A gestão cautelosa de Dimon permitiu que o JPMorgan Chase resistisse à primeira crise financeira desde os anos 1930, aproveitando inclusive o fracasso de alguns rivais.

Assim, o JPMorgan Chase comprou por um bom preço o Bear Stearns em 2007, e posteriormente uma parte do Washington Mutual que, no ano passado, se transformou no maior banco dos Estados Unidos em termos de ativos, superando o Bank of America.

Apesar de o JPMorgan Chase ter recebido bilhões de dólares em ajuda pública, como todos os grandes bancos americanos no fim de 2008, Dimon afirmou várias vezes que seu banco tinha fundos suficientes próprios para sair a salvo por si mesmo.

Beneficiado por seu êxito durante a crise, este dirigente – com um dos melhores salários do mundo – não deixou de ganhar em influência.

Utilizou-se dela para, por exemplo, combater a reforma do sistema financeiro de 2010, que devia entrar em vigor em julho, mas foi postergada.

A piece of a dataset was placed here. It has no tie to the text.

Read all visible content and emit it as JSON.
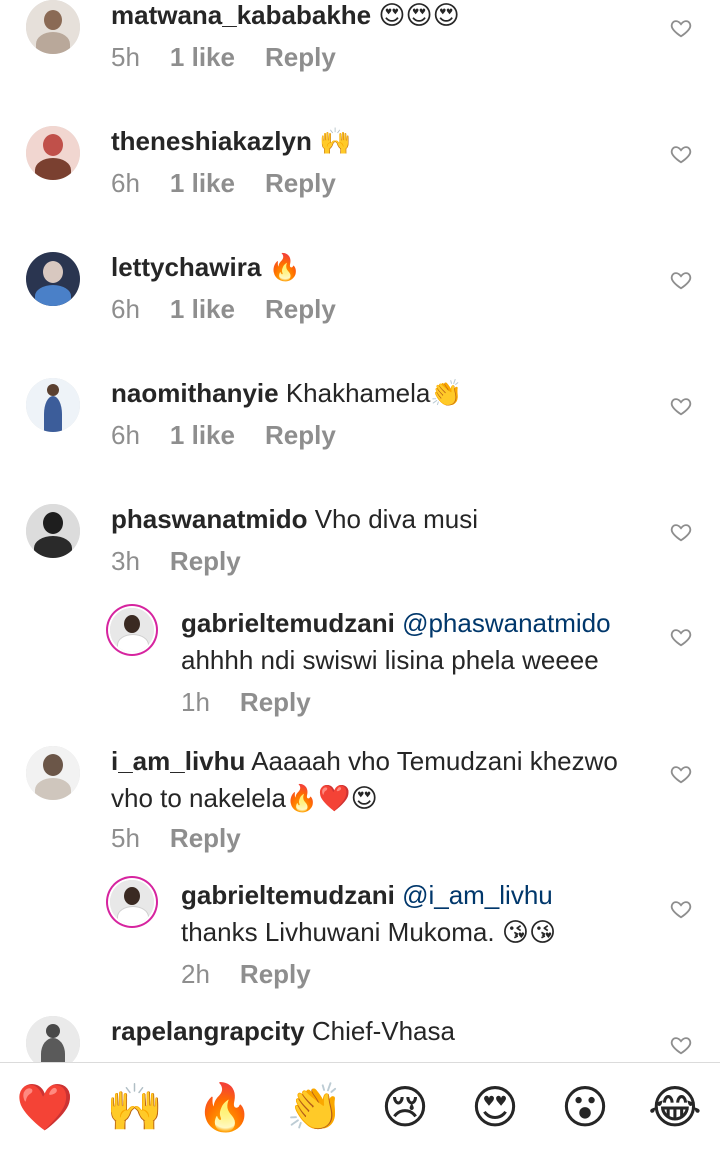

Outrora fervente partidário do presidente Barack Obama, Dimon diz agora “praticamente já não ser democrata”, e não desperdiça nem uma ocasião para repetir aos meios de comunicação que mais regulação no setor traria problemas aos bancos.

Paradoxalmente, o status de Jamie Dimon está atualmente fragilizado precisamente por realizar uma arriscada estratégica financeira com produtos derivativos, o tipo de coisas que a reforma do setor financeiro pretende evitar.

Este revés é ainda mais humilhante para ele por ter tido a audácia – para não dizer arrogância – de dizer que só se tratava de “uma tempestade em um copo d’água” depois de o The Wall Street Journal publicar a primeira informação sobre a abrangência que teriam os arriscados investimentos que originaram a perda dos 2 bilhões de dólares.

“Equivoquei-me completamente”, Dimon teve que admitir no domingo no programa de televisão “Meet the press”, produzido pela NBS.

Resta saber até que ponto Dimon se verá afetado por este incidente. Segundo Erik Oja, analista de Standard and Poor’s, seu lugar de diretor não está comprometido “em nada”, pois “não houve nenhuma tentativa de ocultar o problema”.

Contudo, segundo o The Wall Street Journal, o regulador americano dos mercados (SEC) estuda o incidente para saber se o banco devia ter informado aos investidores sobre suas perdas com maior antecedência.